Anadolu Türk’ü Titreyemez

101

İkinci Dünya Savaşının galip devletlerinin iktisadi paylaşım esasına ve siyasi temele dayalı olarak oluşturdukları dünya düzeninin, SSCB’nin dağılmasını müteakiben küreselleşme adı verilen yeni bir dünya düzenine everildiğini biliyoruz.

Yenidünya düzeni ile eskisi arasında değişen bir şey yok, sömürenler ve sömürülenler aynı fakat yöntem değişik. Bu sefer sömürülecek ülke iç çatışmalarla enerjisini boşa harcayıp sömürüye dirençsiz hale getiriliyor.

Türkiye, yenidünya düzeninin filizlendiği yıllarda başlayan ve yapılan hatalarla ciddi dış destekleri de arkasına alan etnik temelli bölücülüğü, yenidünya düzeninin tuzağına düşmeden engelleyebileceğini düşünüyor ve bu amaçla kültür, tarih ve coğrafyanın Cumhuriyetteki belirleyiciliğini ve Cumhuriyetin toplumsal mutabakatını dışlıyor ve özellikle küresel sömürgecilerin olmazsa olmaz dedikleri; yasal, ahlaki ve siyasi temelde “anayasal vatanseverliğe” ve çok kültürlülüğe dayalı farklı bir aidiyet duygusu ve devlet düzeni oluşturulmaya çalışılıyor.

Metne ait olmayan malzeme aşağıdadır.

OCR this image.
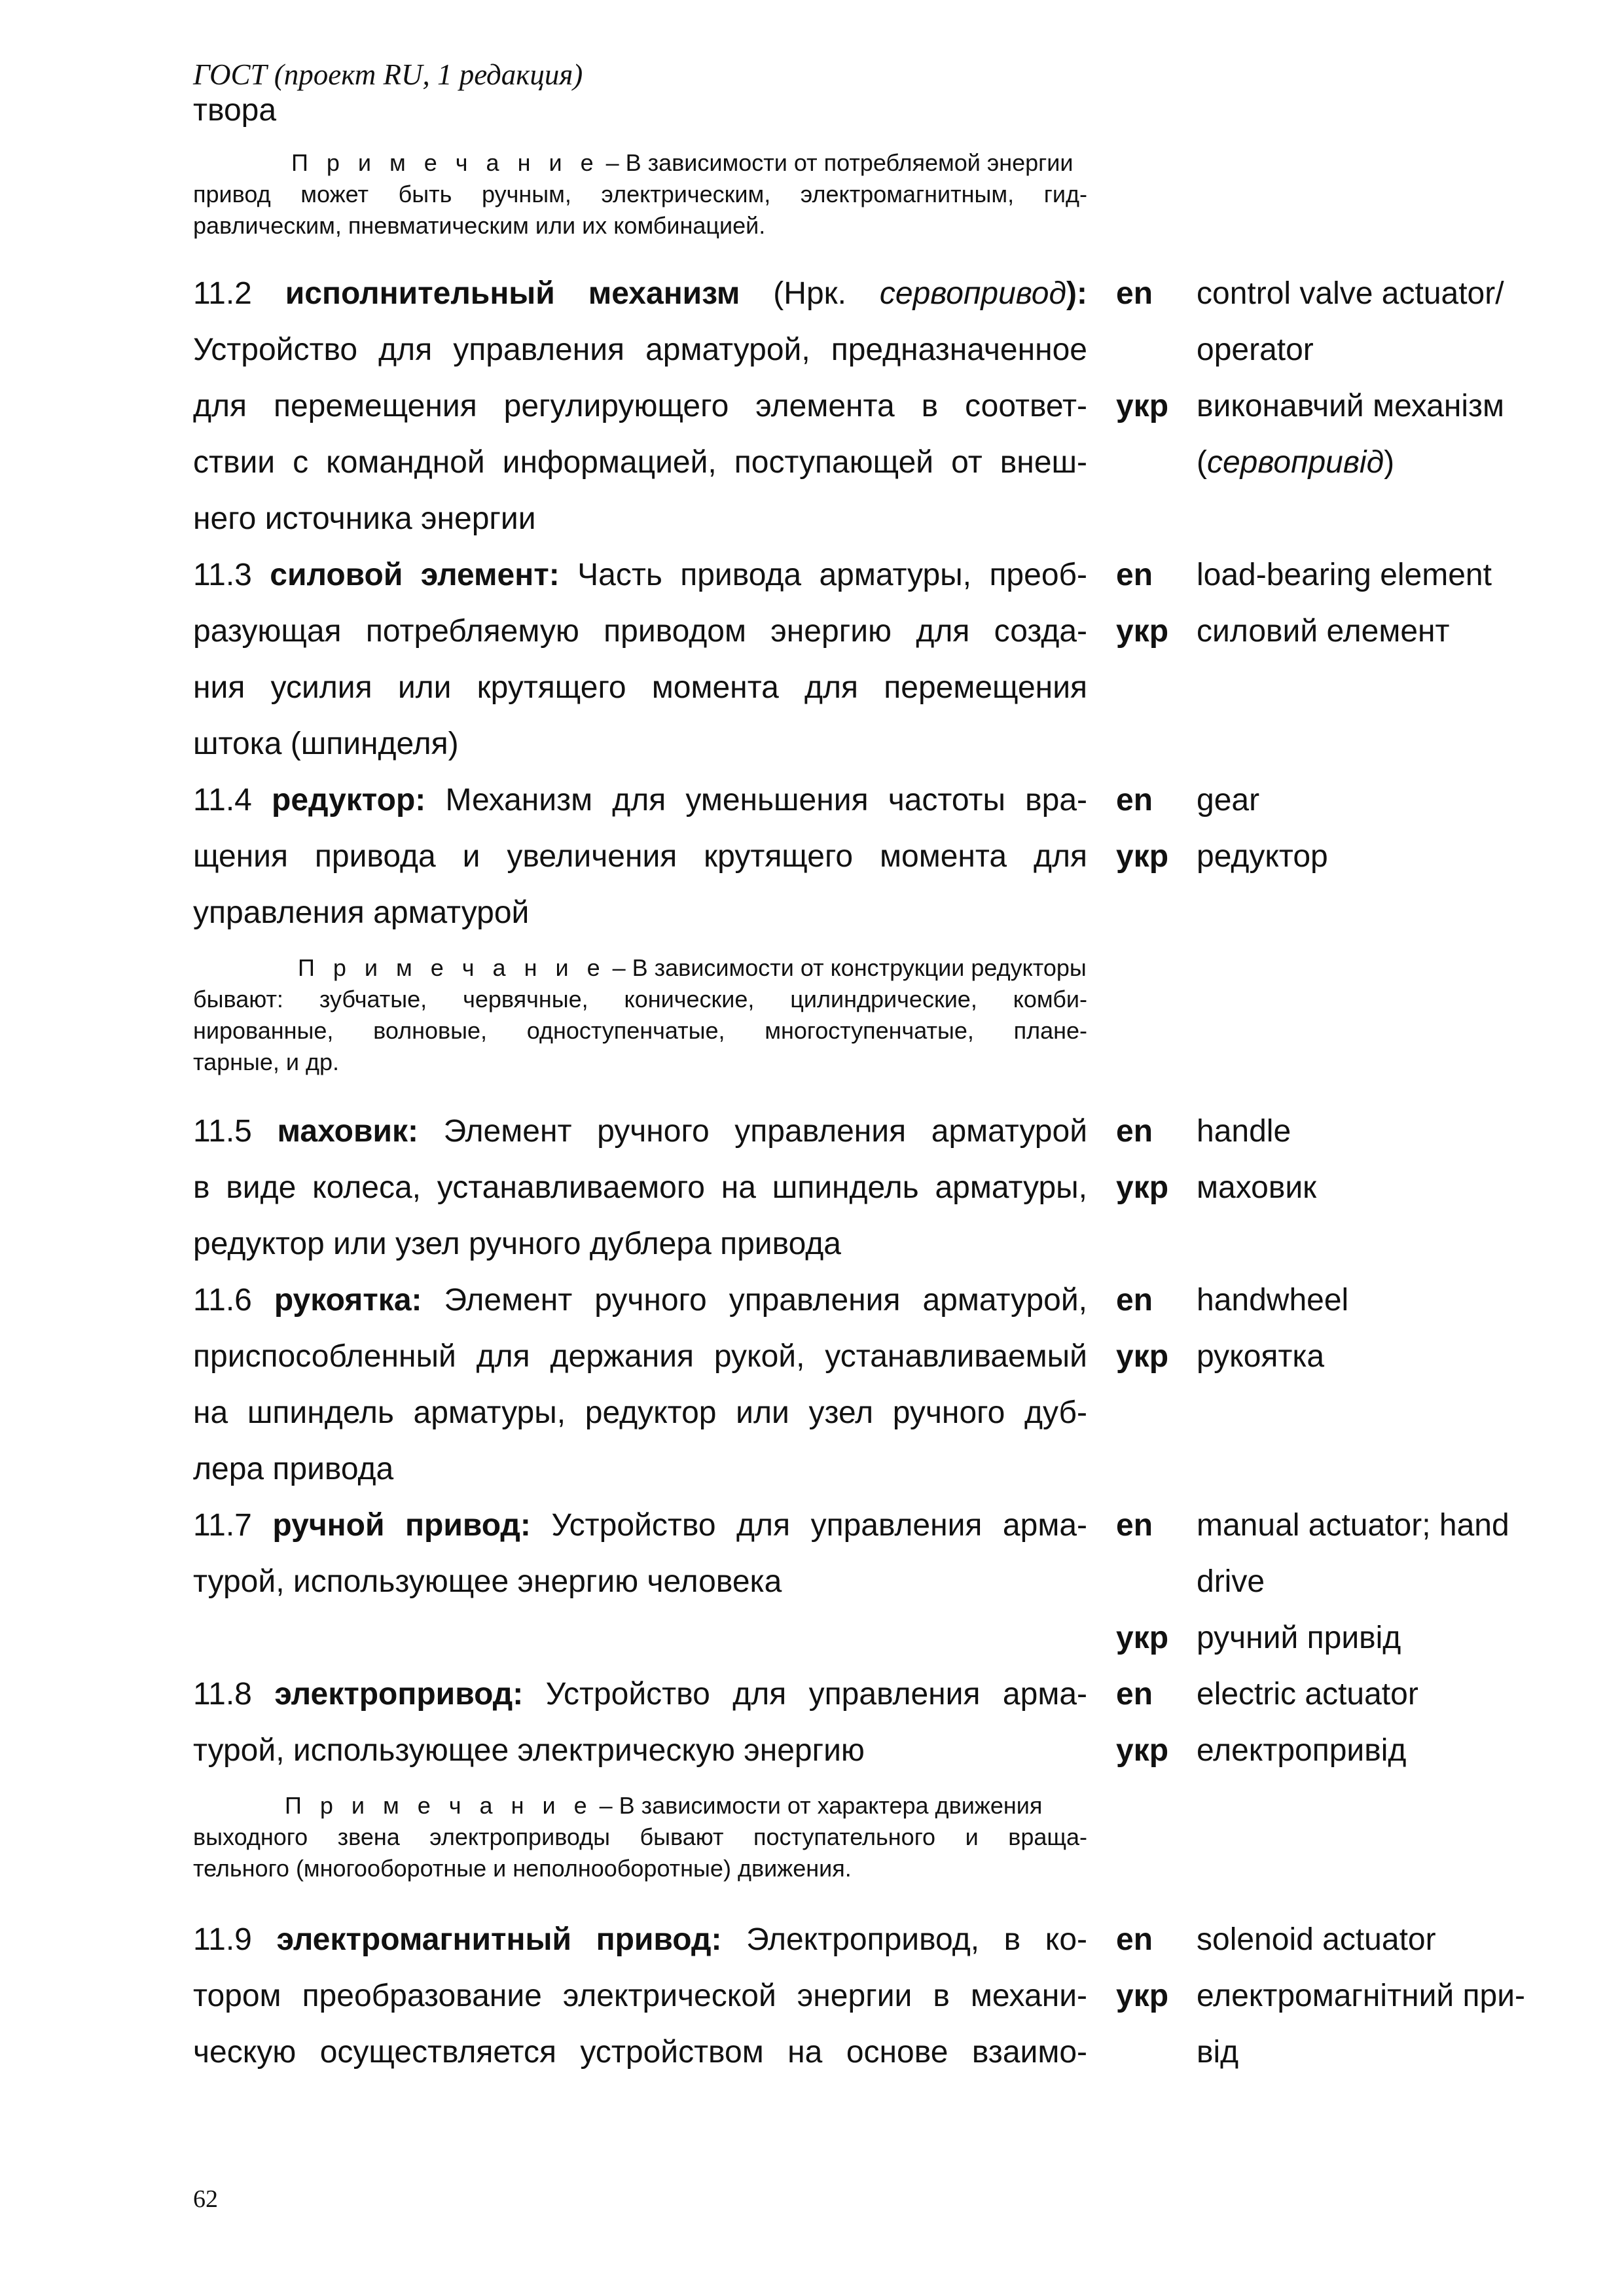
ГОСТ (проект RU, 1 редакция)
твора
П р и м е ч а н и е – В зависимости от потребляемой энергии
привод может быть ручным, электрическим, электромагнитным, гид-
равлическим, пневматическим или их комбинацией.
11.2 исполнительный механизм (Нрк. сервопривод):
Устройство для управления арматурой, предназначенное
для перемещения регулирующего элемента в соответ-
ствии с командной информацией, поступающей от внеш-
него источника энергии
en control valve actuator/
operator
укр виконавчий механізм
(сервопривід)
11.3 силовой элемент: Часть привода арматуры, преоб-
разующая потребляемую приводом энергию для созда-
ния усилия или крутящего момента для перемещения
штока (шпинделя)
en load-bearing element
укр силовий елемент
11.4 редуктор: Механизм для уменьшения частоты вра-
щения привода и увеличения крутящего момента для
управления арматурой
en gear
укр редуктор
П р и м е ч а н и е – В зависимости от конструкции редукторы
бывают: зубчатые, червячные, конические, цилиндрические, комби-
нированные, волновые, одноступенчатые, многоступенчатые, плане-
тарные, и др.
11.5 маховик: Элемент ручного управления арматурой
в виде колеса, устанавливаемого на шпиндель арматуры,
редуктор или узел ручного дублера привода
en handle
укр маховик
11.6 рукоятка: Элемент ручного управления арматурой,
приспособленный для держания рукой, устанавливаемый
на шпиндель арматуры, редуктор или узел ручного дуб-
лера привода
en handwheel
укр рукоятка
11.7 ручной привод: Устройство для управления арма-
турой, использующее энергию человека
en manual actuator; hand
drive
укр ручний привід
11.8 электропривод: Устройство для управления арма-
турой, использующее электрическую энергию
en electric actuator
укр електропривід
П р и м е ч а н и е – В зависимости от характера движения
выходного звена электроприводы бывают поступательного и враща-
тельного (многооборотные и неполнооборотные) движения.
11.9 электромагнитный привод: Электропривод, в ко-
тором преобразование электрической энергии в механи-
ческую осуществляется устройством на основе взаимо-
en solenoid actuator
укр електромагнітний при-
від
62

Değişim ve dönüşümlerin, Türkiye’de yaşayan Lazlar, Çerkezler, Arnavutlar, Boşnaklar, Makedonlar, Romanlar gibi etnik unsurların dil, din ve kültürlerini daha insanca yaşamaları için yapıldığı söylense de, demokratikleşme paketlerinin içeriğine Öcalan’la yapılan görüşmelerin yön verdiğini herkes biliyor.

Türkiye’yi bir iç savaştan korumaya çalışan yetkililerin; son demokratikleşme paketini açıklamalarının akabinde “millet hazmettikçe yenisi gelecektir” deyişleri, akıllarda Türkiye’nin iki dilli, iki bölgeli bir yapıya mı hazırlandığı sorusunu düşürüyor.

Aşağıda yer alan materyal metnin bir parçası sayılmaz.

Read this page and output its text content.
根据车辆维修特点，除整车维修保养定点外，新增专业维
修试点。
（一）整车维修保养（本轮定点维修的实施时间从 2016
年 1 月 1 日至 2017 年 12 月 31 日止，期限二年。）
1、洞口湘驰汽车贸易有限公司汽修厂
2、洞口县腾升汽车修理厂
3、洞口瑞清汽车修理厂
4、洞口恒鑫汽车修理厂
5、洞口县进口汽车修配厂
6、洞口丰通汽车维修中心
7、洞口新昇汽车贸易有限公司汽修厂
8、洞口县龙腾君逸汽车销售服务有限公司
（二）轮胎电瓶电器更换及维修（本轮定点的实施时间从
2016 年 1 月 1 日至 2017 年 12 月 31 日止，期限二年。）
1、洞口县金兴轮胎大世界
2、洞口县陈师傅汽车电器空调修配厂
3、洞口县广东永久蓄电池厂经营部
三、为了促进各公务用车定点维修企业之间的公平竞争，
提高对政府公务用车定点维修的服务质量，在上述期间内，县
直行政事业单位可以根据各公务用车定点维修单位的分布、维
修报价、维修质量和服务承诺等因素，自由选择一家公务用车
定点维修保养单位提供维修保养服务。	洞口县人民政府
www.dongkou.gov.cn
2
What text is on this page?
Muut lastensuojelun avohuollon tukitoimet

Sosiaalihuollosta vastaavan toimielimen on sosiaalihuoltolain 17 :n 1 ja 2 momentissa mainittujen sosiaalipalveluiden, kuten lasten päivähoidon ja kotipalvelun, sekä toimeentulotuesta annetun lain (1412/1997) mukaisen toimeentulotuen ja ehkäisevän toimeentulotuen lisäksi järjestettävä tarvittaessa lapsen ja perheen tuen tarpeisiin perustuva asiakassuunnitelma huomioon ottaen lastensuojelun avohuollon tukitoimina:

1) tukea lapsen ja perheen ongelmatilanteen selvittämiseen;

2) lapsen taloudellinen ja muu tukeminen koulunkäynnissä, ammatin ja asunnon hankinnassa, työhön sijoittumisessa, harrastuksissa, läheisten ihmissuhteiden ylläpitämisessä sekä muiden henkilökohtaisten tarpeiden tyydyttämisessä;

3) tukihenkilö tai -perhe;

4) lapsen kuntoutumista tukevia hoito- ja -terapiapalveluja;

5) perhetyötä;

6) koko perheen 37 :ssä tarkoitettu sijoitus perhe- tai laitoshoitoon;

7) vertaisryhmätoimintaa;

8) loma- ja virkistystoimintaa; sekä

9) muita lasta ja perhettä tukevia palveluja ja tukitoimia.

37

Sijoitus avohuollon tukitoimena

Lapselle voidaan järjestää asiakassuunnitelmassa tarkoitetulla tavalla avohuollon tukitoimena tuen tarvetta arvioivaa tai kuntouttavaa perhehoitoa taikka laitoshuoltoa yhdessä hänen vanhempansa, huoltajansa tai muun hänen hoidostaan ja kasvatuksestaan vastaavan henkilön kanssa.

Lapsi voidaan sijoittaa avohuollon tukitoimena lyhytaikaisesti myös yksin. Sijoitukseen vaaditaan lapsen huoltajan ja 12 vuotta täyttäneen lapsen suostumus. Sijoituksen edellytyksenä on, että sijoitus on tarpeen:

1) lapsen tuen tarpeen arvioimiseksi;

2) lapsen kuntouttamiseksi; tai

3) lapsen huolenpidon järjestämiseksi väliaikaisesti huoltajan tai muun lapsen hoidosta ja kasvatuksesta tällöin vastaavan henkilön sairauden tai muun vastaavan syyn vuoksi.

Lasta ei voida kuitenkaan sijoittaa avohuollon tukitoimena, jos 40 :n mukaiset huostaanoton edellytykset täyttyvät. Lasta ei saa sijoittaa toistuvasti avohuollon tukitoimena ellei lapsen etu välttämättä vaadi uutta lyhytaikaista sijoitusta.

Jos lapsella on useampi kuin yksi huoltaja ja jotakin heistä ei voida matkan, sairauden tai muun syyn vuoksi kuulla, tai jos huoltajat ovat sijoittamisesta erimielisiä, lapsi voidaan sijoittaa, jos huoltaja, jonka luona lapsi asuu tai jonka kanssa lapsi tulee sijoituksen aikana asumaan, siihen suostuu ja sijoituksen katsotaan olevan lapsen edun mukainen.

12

Konulması bir hata, kaldırılması başka bir hata olan “andımız” konusunun ağırlıklı gündem maddesi olduğu günlerde, 1982 Anayasasına“andımızın hukuki metni” diyenlerin, 82 Anayasasındaki vatandaşlık tanımını ve değiştirilemeyen maddeleri kastettiklerini anlamamak mümkün mü?

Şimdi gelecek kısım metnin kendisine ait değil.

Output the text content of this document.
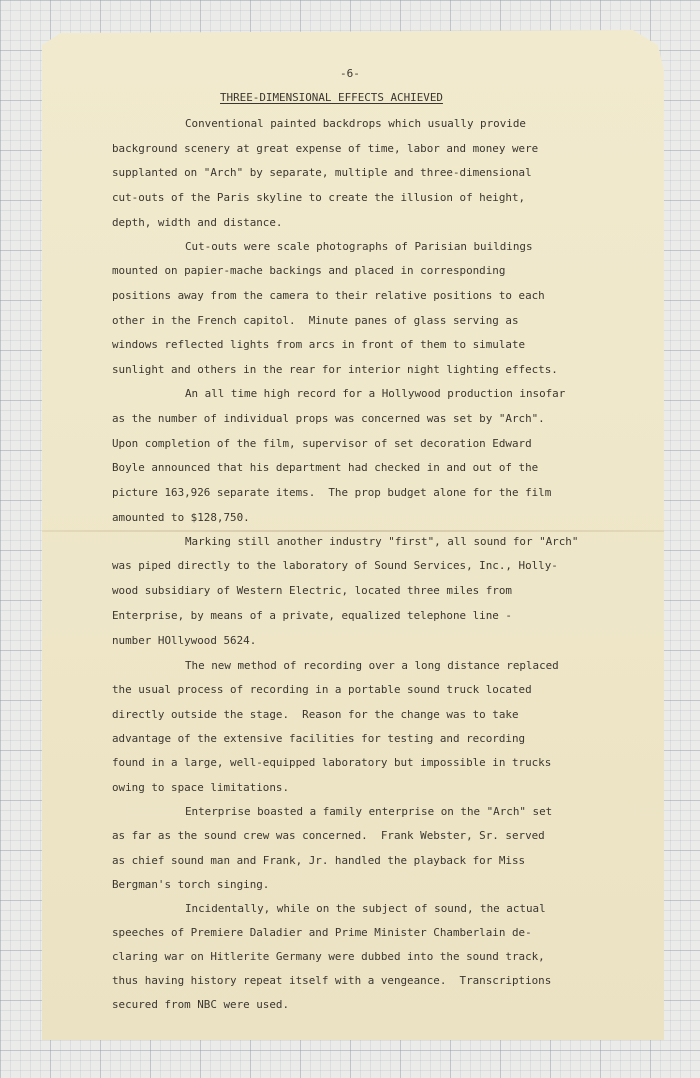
-6-
THREE-DIMENSIONAL EFFECTS ACHIEVED
Conventional painted backdrops which usually provide
background scenery at great expense of time, labor and money were
supplanted on "Arch" by separate, multiple and three-dimensional
cut-outs of the Paris skyline to create the illusion of height,
depth, width and distance.
Cut-outs were scale photographs of Parisian buildings
mounted on papier-mache backings and placed in corresponding
positions away from the camera to their relative positions to each
other in the French capitol.  Minute panes of glass serving as
windows reflected lights from arcs in front of them to simulate
sunlight and others in the rear for interior night lighting effects.
An all time high record for a Hollywood production insofar
as the number of individual props was concerned was set by "Arch".
Upon completion of the film, supervisor of set decoration Edward
Boyle announced that his department had checked in and out of the
picture 163,926 separate items.  The prop budget alone for the film
amounted to $128,750.
Marking still another industry "first", all sound for "Arch"
was piped directly to the laboratory of Sound Services, Inc., Holly-
wood subsidiary of Western Electric, located three miles from
Enterprise, by means of a private, equalized telephone line -
number HOllywood 5624.
The new method of recording over a long distance replaced
the usual process of recording in a portable sound truck located
directly outside the stage.  Reason for the change was to take
advantage of the extensive facilities for testing and recording
found in a large, well-equipped laboratory but impossible in trucks
owing to space limitations.
Enterprise boasted a family enterprise on the "Arch" set
as far as the sound crew was concerned.  Frank Webster, Sr. served
as chief sound man and Frank, Jr. handled the playback for Miss
Bergman's torch singing.
Incidentally, while on the subject of sound, the actual
speeches of Premiere Daladier and Prime Minister Chamberlain de-
claring war on Hitlerite Germany were dubbed into the sound track,
thus having history repeat itself with a vengeance.  Transcriptions
secured from NBC were used.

İşin içine milletin hazmı karıştırılınca oluşturulmak istenen “Yeni Türkiye Düzeni” hakkında; “Türklüğümün ne hayrını gördüm”ile başlayan ve “Türk diye bir ırk yoktur” cümlesiyle devam eden beyanları duyunca şüphe duymamak elde değil. Bunu dillendirenler, iktidar partisinden kimseler olmasalardı gülüp geçerdim ama maalesef… Bu açıklamalar yenilir yutulur şeyler değil. Ya milletin hazmı test ediliyor ya da “gaflet, dalalet ve hatta hıyanet” nev’inden bir şey…

“Türk ırkı yoktur”

deme cüretini gösteren kişi, Türkiye’ye yeni düzen getirme arayışında olan iktidar partisinin MKYK üyesi ve Stratejik Düşünce Enstitüsünün Başkanı olunca, insan, acaba diyor bu ifadeler kısas mı? Dün devlete düzen veren koca koca zatlar “Kürt diye bir ırk yoktur, onlar, karda yürürken ‘kart- kurt’ diye ses çıkardıkları için adına ‘Kürt’ denilen dağ Türkleridir” beyanlarına karşılık bu aklı evvellerde- bir nazire olsun diye-“Türk diye bir ırk yoktur, Türk bir sentezdir” söylemleriyle Türklere, empati yaptırmaya mı çalışıyorlar?

Bir tarafta bu söylemler diğer tarafta da PKK ve siyasi uzantılarının, “Güneydoğu Bizim, Türkiye Hepimizin” manasına gelen akıl dışı istekleri… Ve tabi bütün bunların yanında yetkililerin, Cumhuriyetin 90 yıllık toplumsal mutabakatını hükümsüz kılan beyanları ve ortak paydası, aidiyet duygusu paramparça edilen, kimlik konusunda kafası karışık, üst kimliğini kaybetmiş 76 milyon…

Şüphesiz ki iktidar, Türkiye’de bir iç çatışma çıkmasını ve Türkiye’nin paramparça olmasını isteyenlerin bu arzularını boşa çıkaracak yeni bir düzen ve yeni bir toplumsal mutabakat arayışında. Henüz netleşmemiş ya da halka tamamı söylenmeyen bu yeni yapıyı; “İslam, batılı demokratik değerler ve Osmanlı’dan” sentezlemeyi amaçladıkları anlaşılıyor. Esas mesele bu hayalin gerçekleşme ihtimali!?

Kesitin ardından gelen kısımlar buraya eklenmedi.